Rhinosinusitis is one of the most common conditions managed in primary care and otolaryngology and a frequent reason for antibiotic prescribing and sinus surgery. Knowing how the acute and chronic forms are defined and phenotyped supports appraisal of the evidence and guidelines; this entry describes the disease and its classification and is not a basis for individual diagnosis or therapy.

Epidemiology

Acute rhinosinusitis is extremely common, largely viral, and mostly self-limited, while chronic rhinosinusitis affects on the order of one in ten adults in population-based surveys in Europe and the United States, where symptom-based and physician-confirmed estimates differ. Chronic disease is a leading driver of impaired quality of life and health-care use in rhinology.

Evidence & guidelines

The European Position Paper on Rhinosinusitis and Nasal Polyps (EPOS 2020), the International Consensus Statement on Allergy and Rhinology: Rhinosinusitis (ICAR-RS 2021), and the AAO-HNS Clinical Practice Guideline on Adult Sinusitis (2015) define the entities and grade interventions; Cochrane systematic reviews, such as Chong and colleagues on intranasal corticosteroids, summarise the trial evidence for chronic disease.

History

Sinus disease has been recognised since antiquity, but its modern definition was reshaped by nasal endoscopy and functional endoscopic sinus surgery in the 1980s, which allowed direct assessment of the ostiomeatal complex.

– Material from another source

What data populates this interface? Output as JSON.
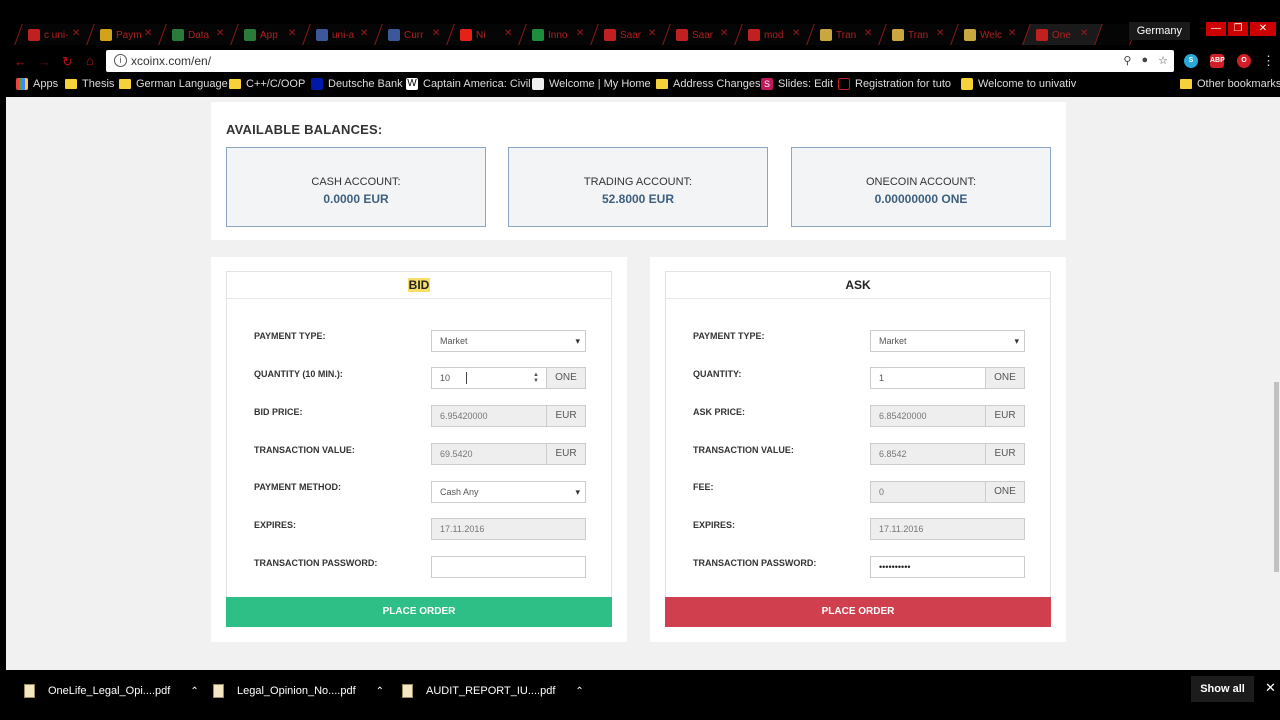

The European Position Papers from 2005 onward standardised the symptom-based definition and the acute/chronic split, and the 2020 edition emphasised endotyping by inflammatory pattern.

Debates

Should chronic rhinosinusitis be classified by polyp phenotype or by inflammatory endotype?
Traditional classification separates disease with and without nasal polyps, but a growing body of work argues that the underlying immune endotype, especially type 2 inflammation, better predicts disease behaviour and response to targeted therapy; current position papers incorporate both views.

Key figures

  • Wytske Fokkens
  • Valerie Lund
  • Claire Hopkins
  • Richard Rosenfeld
  • Richard Orlandi

Related topics

Seminal works

  • fokkens-2020-epos
  • rosenfeld-2015-sinusitis
  • orlandi-2021-icar

Frequently asked questions

What separates acute from chronic rhinosinusitis?
Duration: by convention acute rhinosinusitis resolves within twelve weeks, whereas chronic rhinosinusitis is defined by symptoms persisting for twelve weeks or longer together with objective signs of inflammation.
Is chronic rhinosinusitis the same as a sinus infection?
No. Acute rhinosinusitis is often an infection, usually viral, whereas chronic rhinosinusitis is primarily a persistent inflammatory disorder of the sinonasal mucosa in which infection is only one possible contributor.